Exhibit A may be the ugly racism that has so often bubbled to the surface since Barack Obama was elected president, racism that might not have been visible if racists weren't so enraged at a black president. Exhibits B and C might be the ongoing need for the Voting Rights Act—and the Supreme Court's treatment of it—and stop-and-frisk policies. But economic inequality is also a pervasive form of racial inequality, with improvements over the years highlighting how bad it was, and how structurally ingrained economic inequality was and is:
In 1966, the closest year from the speech for which census data are available, 42 percent of blacks lived in poverty compared with 11 percent of whites.
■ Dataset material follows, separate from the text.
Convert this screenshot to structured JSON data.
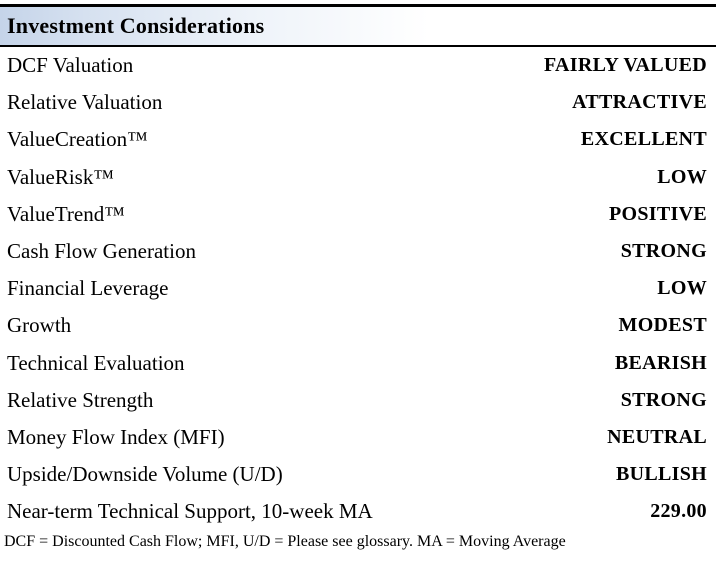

By 2011, 28 percent of blacks were impoverished compared with less than 10 percent of whites. [...]That is both a massive set of steps in reducing the poverty rate, narrowing the median income gap, and increasing the percentage of upper-income black households and massive inequality today. And the progress over the past 50 years is striking given the weakness of U.S. policies actually attempting to advance equality rather than simply making it more difficult to create inequality. For a hundred years after the Civil War, white people gave themselves the most extreme form of affirmative action by law and at gunpoint. Then for 50 years, they've insisted that any real steps to undo that damage were unfair. No wonder progress is so halting—especially in the context of growing economic inequality for all races.
Five decades after King spoke of the “great vaults of opportunity of this nation,” median black family income is more than 40 percent below that of whites. As of June, black households were earning an annual median of $33,519 compared with $58,000 for whites, according to Sentier Research.
That gap has narrowed from a 55 percent differential in 1991. Blacks are also making gains on the upper end of the spectrum: More than one in 10 black households earned $100,000 or more in 2011, up from less than one in seven in 1991. For white households, 24 percent were earning at least that much. About 1.5 percent of black households earned $200,000 or more in 2011, a fourfold increase from 1991.